他在时予面前停下,微微低下头,将视线从他手中的保温盒移到他的脸上,又从那上面缓缓滑到他微微隆起的腹部,停留了不到半秒,然后移开。
那一瞬间的目光克制而得体,却让时予莫名地感觉到一阵微妙的刺痒,像是有人用一根羽毛尖轻轻扫过了他最敏感的神经末梢,痒得不疼,却让人忍不住想去挠。
“时予上将...哦不。”对方忽然开口,声音低沉,尾音微微上扬,带着一种恰到好处的、不让人反感的漫不经心,“现在应该称呼您为夫人了。”
时予皱了皱眉,碧绿的眼睛警惕地眯了起来。
他下意识地将保温盒往怀里收了收,挡住了自己腹部那道柔和的弧线。
面前这个男人身上散发着一种让他本能地想要戒备的气息,不是信息素的攻击性,而是一种更深层的、刻进基因里的警觉。
3S级的Alpha。他的大脑在那一瞬间做出了判断,精神力无声地收拢成一道屏障,挡在了自己和他之间。
“你是谁?”他的声音不大,却冷得像淬过冰的刀锋。
Alpha没有立刻回答。他微微侧了侧头,黑色的瞳孔微微一动,像一头沉睡的野兽在梦中翻了个身。
然后他笑了。
“我是您丈夫的上司。”他说,“或许您的丈夫应该和您提过。”
时予的眉头皱得更紧了。
哦,原来这就是丈夫口中那个“讨人厌的空降来的高级Alpha”。
一来就抢走了所有人觊觎已久的位置、连考察期都没有就直接上任的、从天而降的天龙人。
丈夫每次提起他的时候,语气里都带着一种咬牙切齿的、却又不得不服气的复杂情绪——恨他抢了自己的晋升通道,却又不得不承认他的能力确实担得起那个位置。

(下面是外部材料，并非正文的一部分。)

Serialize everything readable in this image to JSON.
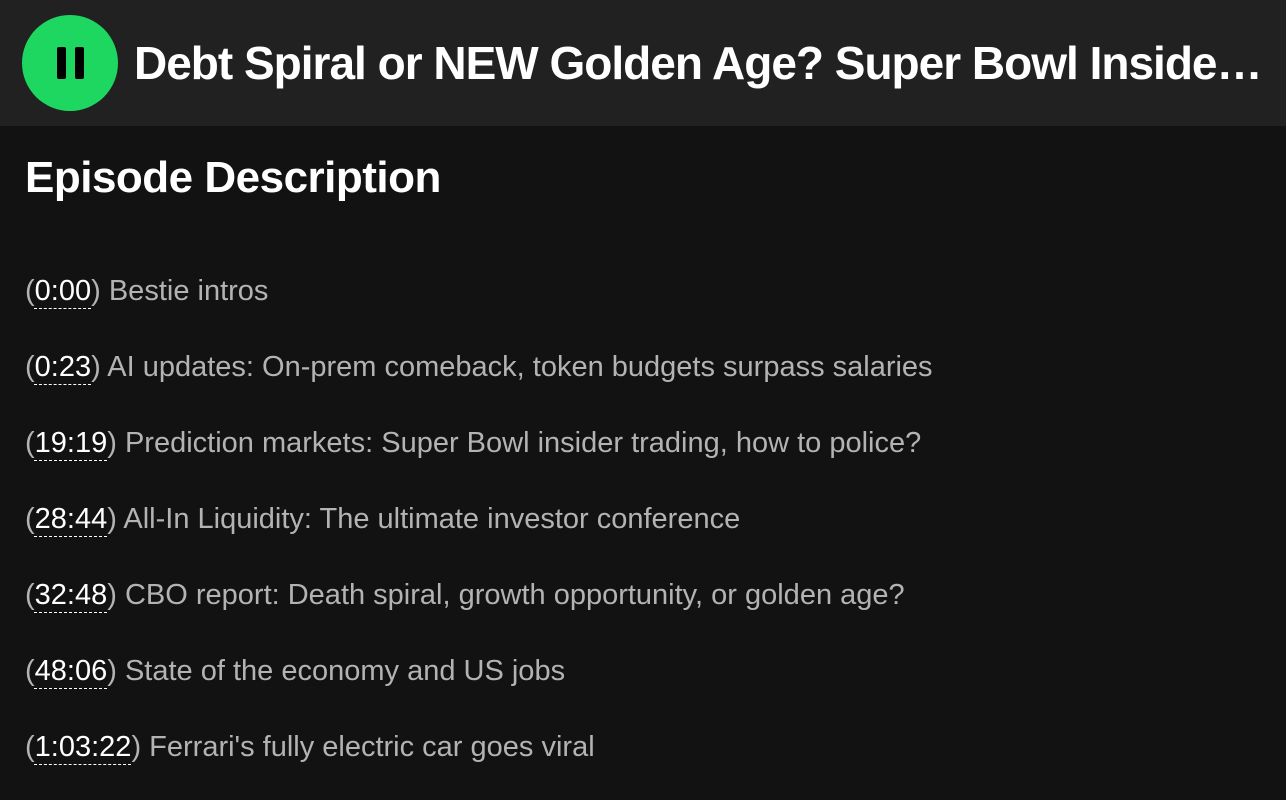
{
  "header": {
    "play_state": "playing",
    "title": "Debt Spiral or NEW Golden Age? Super Bowl Insider Trading, All-In Liquidity, CBO Report, Ferrari EV"
  },
  "section": {
    "heading": "Episode Description"
  },
  "chapters": [
    {
      "time": "0:00",
      "label": "Bestie intros"
    },
    {
      "time": "0:23",
      "label": "AI updates: On-prem comeback, token budgets surpass salaries"
    },
    {
      "time": "19:19",
      "label": "Prediction markets: Super Bowl insider trading, how to police?"
    },
    {
      "time": "28:44",
      "label": "All-In Liquidity: The ultimate investor conference"
    },
    {
      "time": "32:48",
      "label": "CBO report: Death spiral, growth opportunity, or golden age?"
    },
    {
      "time": "48:06",
      "label": "State of the economy and US jobs"
    },
    {
      "time": "1:03:22",
      "label": "Ferrari's fully electric car goes viral"
    }
  ],
  "colors": {
    "accent": "#1ed760",
    "background": "#121212",
    "header_background": "#212121"
  }
}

时予打量着面前的男人,不得不承认丈夫的判断没有错。这个人站在那里,什么都不做,就已经让整条走廊的空气都变得不再属于别人了。
上司的视线落在他手中的保温盒上,那抹刚刚收起的笑意又缓缓浮了上来,在唇边凝成一道淡淡的、耐人寻味的弧线。
大约觉得时予爱丈夫能够爱到放弃军官的位置回家洗手作羹汤,还飞快地怀了宝宝,竟然能够不知道自己丈夫在军队里的工位在哪——很有趣。